米ニールセン,テレビ視聴率の調査方法見直しへ

ニールセン・メディア・リサーチ社は6月14日,テレビ視聴率の調査方法を大幅に見直す計画を発表した。同社は現在,全米60の大都市での電子計測器による測定に加え,150都市ではアンケート方式による調査を行っているが,2011年までにアンケート方式を撤廃,インターネット上での新しい視聴率測定方式を導入する。またホテルやバー,空港などでの視聴率も測定する。アメリカの放送業界では,各ネットワーク等によるインターネットへの番組配信やiPodなどの携帯端末向けの番組販売が急速に進んでいる。今回の計画はこうした変化に対応し,現在は見過ごされている視聴者数も測定することが目指されている。

「下品な」放送番組に対する罰金10倍に

「下品な」放送番組に対する罰金10倍に「下品な」放送番組に対する罰金をこれまでの10倍に引き上げる法律「放送品位維持法」(Broadcast Decency Enforcement Act)が,6月15日,ブッシュ大統領が署名して発効した。この法律は2004年2月,CBSが放送したスーパーボウルのハーフタイムショーで,歌手のジャネット・ジャクソンの右胸が露出した事件のあと,下品な放送番組に対する規制の強化を求める声が強まったことを背景に,上院が今年5月に,また,下院が6月に可決し成立させた。

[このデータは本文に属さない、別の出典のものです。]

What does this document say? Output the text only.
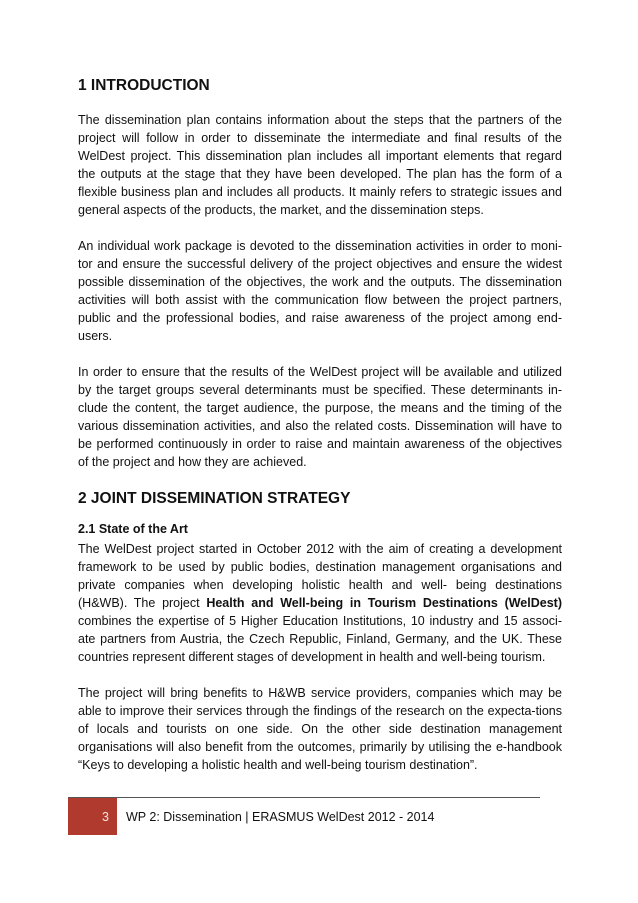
1 INTRODUCTION

The dissemination plan contains information about the steps that the partners of the project will follow in order to disseminate the intermediate and final results of the WelDest project. This dissemination plan includes all important elements that regard the outputs at the stage that they have been developed. The plan has the form of a flexible business plan and includes all products. It mainly refers to strategic issues and general aspects of the products, the market, and the dissemination steps.

An individual work package is devoted to the dissemination activities in order to moni-tor and ensure the successful delivery of the project objectives and ensure the widest possible dissemination of the objectives, the work and the outputs. The dissemination activities will both assist with the communication flow between the project partners, public and the professional bodies, and raise awareness of the project among end-users.

In order to ensure that the results of the WelDest project will be available and utilized by the target groups several determinants must be specified. These determinants in-clude the content, the target audience, the purpose, the means and the timing of the various dissemination activities, and also the related costs. Dissemination will have to be performed continuously in order to raise and maintain awareness of the objectives of the project and how they are achieved.

2 JOINT DISSEMINATION STRATEGY
2.1 State of the Art

The WelDest project started in October 2012 with the aim of creating a development framework to be used by public bodies, destination management organisations and private companies when developing holistic health and well- being destinations (H&WB). The project Health and Well-being in Tourism Destinations (WelDest) combines the expertise of 5 Higher Education Institutions, 10 industry and 15 associ-ate partners from Austria, the Czech Republic, Finland, Germany, and the UK. These countries represent different stages of development in health and well-being tourism.

The project will bring benefits to H&WB service providers, companies which may be able to improve their services through the findings of the research on the expecta-tions of locals and tourists on one side. On the other side destination management organisations will also benefit from the outcomes, primarily by utilising the e-handbook “Keys to developing a holistic health and well-being tourism destination”.

3	WP 2: Dissemination | ERASMUS WelDest 2012 - 2014
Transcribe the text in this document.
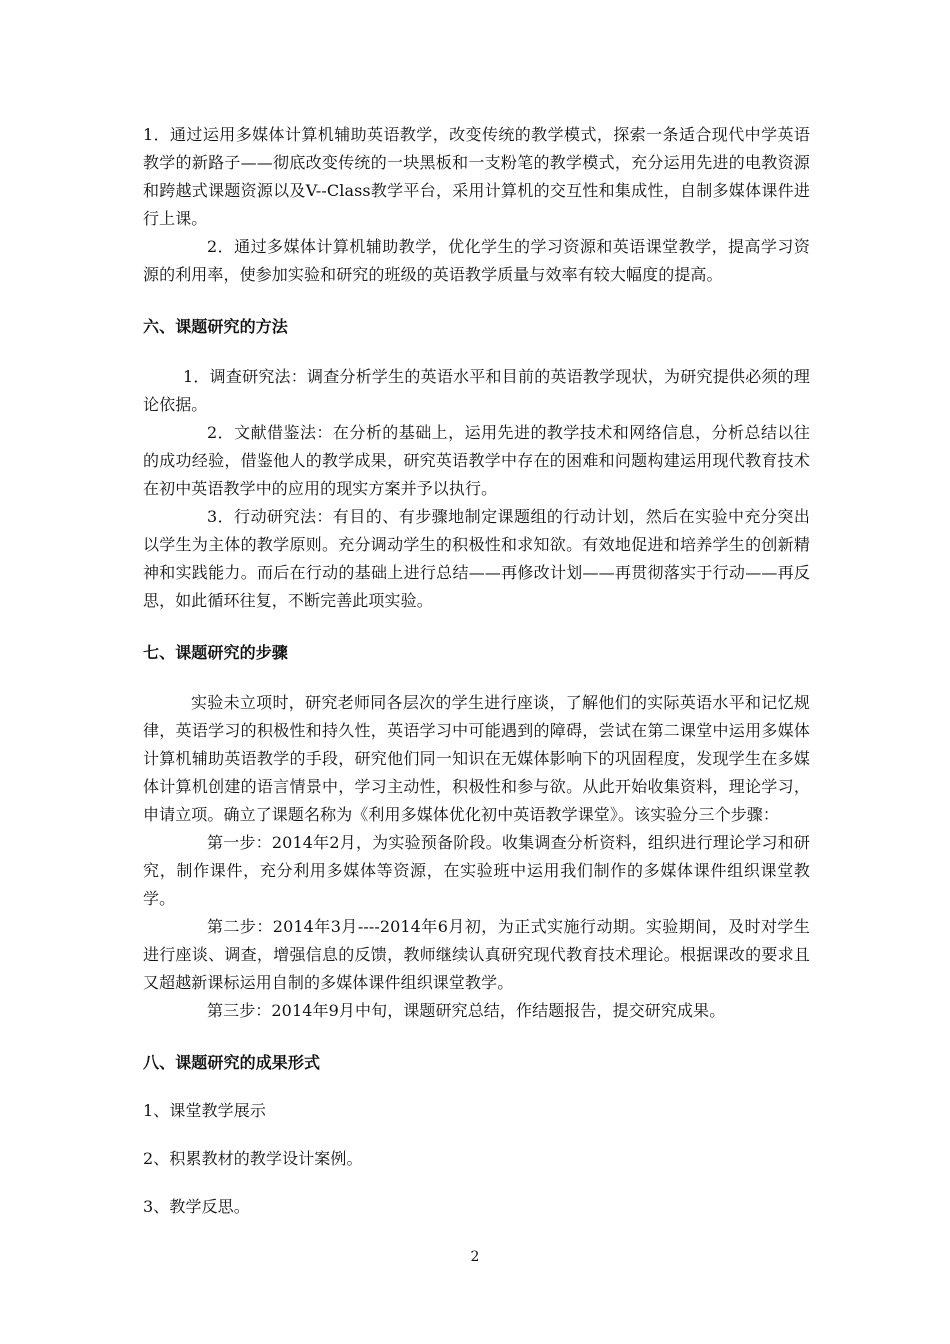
1．通过运用多媒体计算机辅助英语教学，改变传统的教学模式，探索一条适合现代中学英语教学的新路子——彻底改变传统的一块黑板和一支粉笔的教学模式，充分运用先进的电教资源和跨越式课题资源以及V--Class教学平台，采用计算机的交互性和集成性，自制多媒体课件进行上课。

2．通过多媒体计算机辅助教学，优化学生的学习资源和英语课堂教学，提高学习资源的利用率，使参加实验和研究的班级的英语教学质量与效率有较大幅度的提高。

六、课题研究的方法

1．调查研究法：调查分析学生的英语水平和目前的英语教学现状，为研究提供必须的理论依据。

2．文献借鉴法：在分析的基础上，运用先进的教学技术和网络信息，分析总结以往的成功经验，借鉴他人的教学成果，研究英语教学中存在的困难和问题构建运用现代教育技术在初中英语教学中的应用的现实方案并予以执行。

3．行动研究法：有目的、有步骤地制定课题组的行动计划，然后在实验中充分突出以学生为主体的教学原则。充分调动学生的积极性和求知欲。有效地促进和培养学生的创新精神和实践能力。而后在行动的基础上进行总结——再修改计划——再贯彻落实于行动——再反思，如此循环往复，不断完善此项实验。

七、课题研究的步骤

实验未立项时，研究老师同各层次的学生进行座谈，了解他们的实际英语水平和记忆规律，英语学习的积极性和持久性，英语学习中可能遇到的障碍，尝试在第二课堂中运用多媒体计算机辅助英语教学的手段，研究他们同一知识在无媒体影响下的巩固程度，发现学生在多媒体计算机创建的语言情景中，学习主动性，积极性和参与欲。从此开始收集资料，理论学习，申请立项。确立了课题名称为《利用多媒体优化初中英语教学课堂》。该实验分三个步骤：

第一步：2014年2月，为实验预备阶段。收集调查分析资料，组织进行理论学习和研究，制作课件，充分利用多媒体等资源，在实验班中运用我们制作的多媒体课件组织课堂教学。

第二步：2014年3月----2014年6月初，为正式实施行动期。实验期间，及时对学生进行座谈、调查，增强信息的反馈，教师继续认真研究现代教育技术理论。根据课改的要求且又超越新课标运用自制的多媒体课件组织课堂教学。

第三步：2014年9月中旬，课题研究总结，作结题报告，提交研究成果。

八、课题研究的成果形式

1、课堂教学展示

2、积累教材的教学设计案例。

3、教学反思。

2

この時期に議会とブッシュ大統領がこの法案・法律を可決・発効させたのは,11月に行われる中間選挙で保守派の支持を得るため,と見られている。

ブロードバンド利用率が7割以上に

アメリカでインターネットを日常的に使っている人のうち,ブロードバンド利用者の割合が70% を超えているという調査結果が出された。インターネットの利用状況などに関する調査を行っているニールセン・ネットレイティングス社が6月21日に発表したもので,これによると,ブロードバンド利用者の割合は,去年5月の57%から今年5月の72%へと15%も拡大し,逆にナローバンドの利用者は同43%から28%へと減少した。これにより,米国のブロードバンド利用者は約1億 250万世帯となっている。

ブラジル,地デジ規格で日本方式を基礎に

ブラジルが地上デジタル放送に日本方式(ISDB-T)を基礎とした規格を採用することを決定,6月29日ブラジル訪問中の竹中総務相が同国政府と正式合意し,文書に調印した。地上デジタル放送の方式には日米欧の三方式があるが,日本方式を基礎とする規格が海外で採用されたのはこれが初めて。他のメルコスル(南米南部共同市場)加盟諸国などでも追随する動きが出ると見られる。両国政府は今後に向け共同作業部会の設置,技術開発,人材育成などで協力することで合意した。